If those numbers don’t give you indigestion, perhaps a little perspective will.  Convert the increase in price per meal into annual losses and the numbers are even more sobering. Switch to 15 meals a week and you have lost $547.50 in the process. $1,021.20 disappears with 12, and a nice even $1,317 evaporates at ten. If you’re feeling rich with your $900 in declining on your seven meals a week plan, you shouldn’t.  You’ve just gotten gypped out of $1790.70.

Oh, and that five meals a week plan? How does a $2,101.50 loss sound to you?  In case you were wondering, that means you are only getting 48% of what your parents are paying for.  That’s like buying an entire house and then being told you can only live in the basement and the attic.

Don’t get me wrong, I don’t think Union is trying to swindle us out of money.  I understand that it is far more cost-effective to make food in the dining halls than it is in Dutch, which is why I assume Union is hesitant to give us any substantial amount of declining balance.  I also understand that Union is not making any kind of profit of off dining services.

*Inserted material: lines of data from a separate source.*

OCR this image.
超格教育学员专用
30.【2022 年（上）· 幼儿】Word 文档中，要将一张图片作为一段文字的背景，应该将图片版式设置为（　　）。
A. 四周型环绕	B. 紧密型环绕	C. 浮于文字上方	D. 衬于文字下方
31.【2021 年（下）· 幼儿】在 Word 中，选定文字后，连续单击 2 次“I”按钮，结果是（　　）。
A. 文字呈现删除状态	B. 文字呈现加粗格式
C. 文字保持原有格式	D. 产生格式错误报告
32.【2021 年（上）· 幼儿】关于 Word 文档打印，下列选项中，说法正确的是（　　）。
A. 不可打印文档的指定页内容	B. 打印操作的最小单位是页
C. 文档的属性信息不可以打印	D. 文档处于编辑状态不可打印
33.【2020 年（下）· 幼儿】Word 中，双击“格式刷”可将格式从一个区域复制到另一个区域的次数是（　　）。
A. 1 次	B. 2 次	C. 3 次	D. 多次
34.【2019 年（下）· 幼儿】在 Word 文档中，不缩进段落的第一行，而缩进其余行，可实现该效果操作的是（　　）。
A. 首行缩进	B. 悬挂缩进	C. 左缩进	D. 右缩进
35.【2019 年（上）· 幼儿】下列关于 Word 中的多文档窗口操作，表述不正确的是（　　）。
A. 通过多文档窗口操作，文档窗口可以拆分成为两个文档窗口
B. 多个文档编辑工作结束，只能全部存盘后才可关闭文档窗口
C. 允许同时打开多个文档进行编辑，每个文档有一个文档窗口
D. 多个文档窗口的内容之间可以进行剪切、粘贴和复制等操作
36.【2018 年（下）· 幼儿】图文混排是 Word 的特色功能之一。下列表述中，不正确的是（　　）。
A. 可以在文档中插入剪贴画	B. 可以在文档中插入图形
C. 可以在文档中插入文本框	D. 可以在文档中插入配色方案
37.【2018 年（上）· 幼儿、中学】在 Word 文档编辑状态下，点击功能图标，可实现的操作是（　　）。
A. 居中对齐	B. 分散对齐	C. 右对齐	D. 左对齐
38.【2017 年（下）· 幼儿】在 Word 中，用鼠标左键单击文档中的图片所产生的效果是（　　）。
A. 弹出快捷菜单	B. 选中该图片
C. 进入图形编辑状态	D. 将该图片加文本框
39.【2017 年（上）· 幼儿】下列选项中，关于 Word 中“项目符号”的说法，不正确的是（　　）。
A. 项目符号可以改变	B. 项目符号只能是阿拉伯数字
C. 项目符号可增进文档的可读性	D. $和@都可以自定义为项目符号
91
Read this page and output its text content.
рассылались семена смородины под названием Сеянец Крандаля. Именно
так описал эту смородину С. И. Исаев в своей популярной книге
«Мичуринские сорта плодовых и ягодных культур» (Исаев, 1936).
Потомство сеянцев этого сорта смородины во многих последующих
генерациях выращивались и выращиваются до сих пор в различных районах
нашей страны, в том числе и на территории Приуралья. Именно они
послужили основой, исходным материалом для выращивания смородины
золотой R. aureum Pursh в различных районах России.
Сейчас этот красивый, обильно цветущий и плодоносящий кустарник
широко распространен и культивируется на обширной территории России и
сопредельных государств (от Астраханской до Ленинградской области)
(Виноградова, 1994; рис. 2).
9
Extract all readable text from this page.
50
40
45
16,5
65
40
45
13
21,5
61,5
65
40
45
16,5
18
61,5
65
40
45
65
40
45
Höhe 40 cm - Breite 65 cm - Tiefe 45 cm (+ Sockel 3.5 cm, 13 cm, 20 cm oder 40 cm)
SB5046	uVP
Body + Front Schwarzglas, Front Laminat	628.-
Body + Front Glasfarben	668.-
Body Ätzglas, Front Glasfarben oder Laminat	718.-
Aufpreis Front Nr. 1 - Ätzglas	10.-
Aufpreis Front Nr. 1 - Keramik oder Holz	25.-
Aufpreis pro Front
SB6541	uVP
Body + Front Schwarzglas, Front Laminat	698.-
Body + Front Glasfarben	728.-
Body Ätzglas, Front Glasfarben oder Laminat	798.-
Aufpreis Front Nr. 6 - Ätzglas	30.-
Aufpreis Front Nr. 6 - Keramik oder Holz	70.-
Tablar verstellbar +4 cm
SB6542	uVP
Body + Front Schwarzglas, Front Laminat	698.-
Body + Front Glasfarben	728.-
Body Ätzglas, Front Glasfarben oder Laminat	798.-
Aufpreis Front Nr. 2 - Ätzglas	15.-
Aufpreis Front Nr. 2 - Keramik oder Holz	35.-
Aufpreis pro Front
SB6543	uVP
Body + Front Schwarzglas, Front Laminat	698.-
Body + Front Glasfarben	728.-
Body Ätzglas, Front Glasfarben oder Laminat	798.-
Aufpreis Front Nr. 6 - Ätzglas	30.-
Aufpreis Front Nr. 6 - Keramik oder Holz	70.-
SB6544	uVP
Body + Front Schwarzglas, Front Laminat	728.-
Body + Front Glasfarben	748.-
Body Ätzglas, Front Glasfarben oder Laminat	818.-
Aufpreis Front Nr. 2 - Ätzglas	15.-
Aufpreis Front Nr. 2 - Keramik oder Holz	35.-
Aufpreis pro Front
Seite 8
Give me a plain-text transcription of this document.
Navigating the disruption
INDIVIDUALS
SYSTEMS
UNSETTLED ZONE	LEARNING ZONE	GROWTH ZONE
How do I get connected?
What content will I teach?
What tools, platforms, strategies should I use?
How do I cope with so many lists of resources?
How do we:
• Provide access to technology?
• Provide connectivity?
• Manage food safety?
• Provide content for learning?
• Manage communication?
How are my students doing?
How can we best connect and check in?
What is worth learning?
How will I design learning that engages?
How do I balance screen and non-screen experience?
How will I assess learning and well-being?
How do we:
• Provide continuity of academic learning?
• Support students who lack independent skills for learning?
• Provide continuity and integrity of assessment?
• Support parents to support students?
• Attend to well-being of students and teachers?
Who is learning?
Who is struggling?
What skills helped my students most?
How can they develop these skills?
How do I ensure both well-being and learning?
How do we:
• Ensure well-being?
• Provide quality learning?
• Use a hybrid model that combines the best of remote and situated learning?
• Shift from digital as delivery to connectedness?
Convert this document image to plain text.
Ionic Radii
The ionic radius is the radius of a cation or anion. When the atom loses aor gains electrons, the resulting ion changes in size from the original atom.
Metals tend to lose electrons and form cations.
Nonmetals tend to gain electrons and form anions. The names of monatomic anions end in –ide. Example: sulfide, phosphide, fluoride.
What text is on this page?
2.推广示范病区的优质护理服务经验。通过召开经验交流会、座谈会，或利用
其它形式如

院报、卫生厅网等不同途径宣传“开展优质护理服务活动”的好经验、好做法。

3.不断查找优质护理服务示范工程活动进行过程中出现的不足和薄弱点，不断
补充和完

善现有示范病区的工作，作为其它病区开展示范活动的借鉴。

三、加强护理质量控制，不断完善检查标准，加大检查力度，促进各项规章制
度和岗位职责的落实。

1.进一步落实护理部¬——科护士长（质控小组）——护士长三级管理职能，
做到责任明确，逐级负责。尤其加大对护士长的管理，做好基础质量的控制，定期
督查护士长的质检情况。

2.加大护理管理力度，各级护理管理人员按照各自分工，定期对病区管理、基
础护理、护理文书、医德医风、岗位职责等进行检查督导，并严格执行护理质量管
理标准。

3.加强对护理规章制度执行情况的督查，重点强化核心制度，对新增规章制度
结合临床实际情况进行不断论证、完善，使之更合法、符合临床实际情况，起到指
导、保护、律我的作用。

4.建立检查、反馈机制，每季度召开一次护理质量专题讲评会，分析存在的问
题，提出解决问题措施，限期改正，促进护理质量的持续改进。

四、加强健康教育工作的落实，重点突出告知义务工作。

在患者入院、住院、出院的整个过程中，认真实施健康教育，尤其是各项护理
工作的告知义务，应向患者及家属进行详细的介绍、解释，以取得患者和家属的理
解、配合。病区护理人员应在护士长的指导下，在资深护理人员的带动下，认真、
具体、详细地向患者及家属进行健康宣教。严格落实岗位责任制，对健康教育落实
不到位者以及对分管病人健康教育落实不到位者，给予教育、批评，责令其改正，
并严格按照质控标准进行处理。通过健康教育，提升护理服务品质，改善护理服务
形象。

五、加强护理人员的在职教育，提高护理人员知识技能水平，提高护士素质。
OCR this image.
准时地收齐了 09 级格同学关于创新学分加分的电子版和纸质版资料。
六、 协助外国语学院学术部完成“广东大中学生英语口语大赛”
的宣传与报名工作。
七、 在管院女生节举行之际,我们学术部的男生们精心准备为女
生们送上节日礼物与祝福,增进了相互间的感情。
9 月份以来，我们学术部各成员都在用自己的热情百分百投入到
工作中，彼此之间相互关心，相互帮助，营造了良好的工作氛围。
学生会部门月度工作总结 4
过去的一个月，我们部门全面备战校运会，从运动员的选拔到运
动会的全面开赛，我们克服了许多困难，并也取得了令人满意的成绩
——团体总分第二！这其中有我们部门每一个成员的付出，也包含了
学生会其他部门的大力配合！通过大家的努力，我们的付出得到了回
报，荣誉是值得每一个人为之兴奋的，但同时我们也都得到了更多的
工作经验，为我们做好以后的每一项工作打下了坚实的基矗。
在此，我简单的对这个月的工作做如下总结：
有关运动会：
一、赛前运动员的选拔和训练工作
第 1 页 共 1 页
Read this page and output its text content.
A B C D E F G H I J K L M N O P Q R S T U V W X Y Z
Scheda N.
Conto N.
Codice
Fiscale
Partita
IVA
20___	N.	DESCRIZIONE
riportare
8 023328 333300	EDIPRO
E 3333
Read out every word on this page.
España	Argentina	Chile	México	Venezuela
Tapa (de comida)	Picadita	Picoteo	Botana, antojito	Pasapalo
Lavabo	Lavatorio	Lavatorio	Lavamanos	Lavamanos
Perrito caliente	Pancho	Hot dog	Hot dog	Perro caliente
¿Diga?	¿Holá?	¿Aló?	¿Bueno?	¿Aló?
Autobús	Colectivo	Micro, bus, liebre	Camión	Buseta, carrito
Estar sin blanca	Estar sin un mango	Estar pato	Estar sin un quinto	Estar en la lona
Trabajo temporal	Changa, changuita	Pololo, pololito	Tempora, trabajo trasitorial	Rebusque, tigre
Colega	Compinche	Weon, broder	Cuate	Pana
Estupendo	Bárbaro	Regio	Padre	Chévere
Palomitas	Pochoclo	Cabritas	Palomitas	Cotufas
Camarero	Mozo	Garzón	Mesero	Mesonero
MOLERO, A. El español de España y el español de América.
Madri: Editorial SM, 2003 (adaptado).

However, I can’t help but feel more than a little bit exploited in the face of such glaringly large amounts of lost money. Call me old-fashioned, but I believe that when I pay for a product, I am entitled to use 100% of it, not 48%.

The fact that we are not allowed to completely drop our meal plan in the first place is more than slightly outrageous.  You should never be forced to pay for a product that you may not want or need, even if it makes economic sense for Union.

I’m not unreasonable.  I don’t expect Union to give me over $2,000 on my declining balance or refund me for every meal I don’t eat.  What I am asking for is a little respect and a willingness to see things from the students’ and tuition-paying parents’ perspectives. More declining balance or an appropriate tuition rebate would be nice too.  Frankly, I don’t think that’s too much to ask.